Stories about vampires and werewolves have been around for centuries but Michael Wallace manages to bring a fresh take to the old tale. The story seems far afield from his other work but that doesn’t hamper Wallace’s ability to take us back centuries to weave a tale of sorcery and deceit.
The year is 1450 and the location is France. Two Italian brothers from a wealthy merchant family in Florence, travel to Paris to find a man of their employ who has disappeared. They find a city terrorized, not only by supernatural creatures, but also by Dominican priests mired in the work of the Inquisition. One brother, Lorenzo, has already been “put to the question,” and resents his brother, Marco, for accusing him of heresy and turning him into the priests who tortured him. The brothers also resent each other because they are both in love with the same woman; the beautiful and now widowed, Lady Lucrezia d’Lisle.
Werewolves, or Loup-garou, terrorize the countryside. Where did they come from?

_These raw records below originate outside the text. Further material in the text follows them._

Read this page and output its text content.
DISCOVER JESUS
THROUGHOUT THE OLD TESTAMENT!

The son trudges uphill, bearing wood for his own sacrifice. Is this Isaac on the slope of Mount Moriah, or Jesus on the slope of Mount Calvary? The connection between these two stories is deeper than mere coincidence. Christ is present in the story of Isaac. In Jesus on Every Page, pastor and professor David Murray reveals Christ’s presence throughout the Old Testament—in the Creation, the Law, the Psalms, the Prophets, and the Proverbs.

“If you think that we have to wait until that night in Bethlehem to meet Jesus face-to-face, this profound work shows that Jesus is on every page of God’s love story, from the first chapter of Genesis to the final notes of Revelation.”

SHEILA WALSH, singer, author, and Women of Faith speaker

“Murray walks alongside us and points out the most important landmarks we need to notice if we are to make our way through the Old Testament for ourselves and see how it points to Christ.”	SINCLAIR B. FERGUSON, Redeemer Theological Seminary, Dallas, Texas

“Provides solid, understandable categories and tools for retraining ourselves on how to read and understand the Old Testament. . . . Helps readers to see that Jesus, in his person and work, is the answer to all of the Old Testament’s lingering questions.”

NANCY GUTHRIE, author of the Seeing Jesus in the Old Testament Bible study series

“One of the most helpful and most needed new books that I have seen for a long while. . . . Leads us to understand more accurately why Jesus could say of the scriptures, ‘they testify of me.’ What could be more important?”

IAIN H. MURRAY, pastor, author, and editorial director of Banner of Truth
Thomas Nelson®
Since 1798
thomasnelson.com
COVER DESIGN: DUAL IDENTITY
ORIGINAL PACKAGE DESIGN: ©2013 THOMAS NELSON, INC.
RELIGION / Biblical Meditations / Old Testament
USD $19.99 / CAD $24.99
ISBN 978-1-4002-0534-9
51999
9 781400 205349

Why do they seem to follow Lucrezia wherever she goes? And more importantly, how do the brothers protect the woman they love and get rid of the demonic creatures?
Sure, it’s all a bit familiar, but the characters are brought vividly to life, the settings are dark and suspenseful and you care about these people, especially the brothers who struggle to come to terms with how they feel about each other and how to settle their rivalry over the woman.
Wallace is just good at taking us along. It’s very different from what we’ve seen from him in the past. He says he enjoyed writing this book and it shows.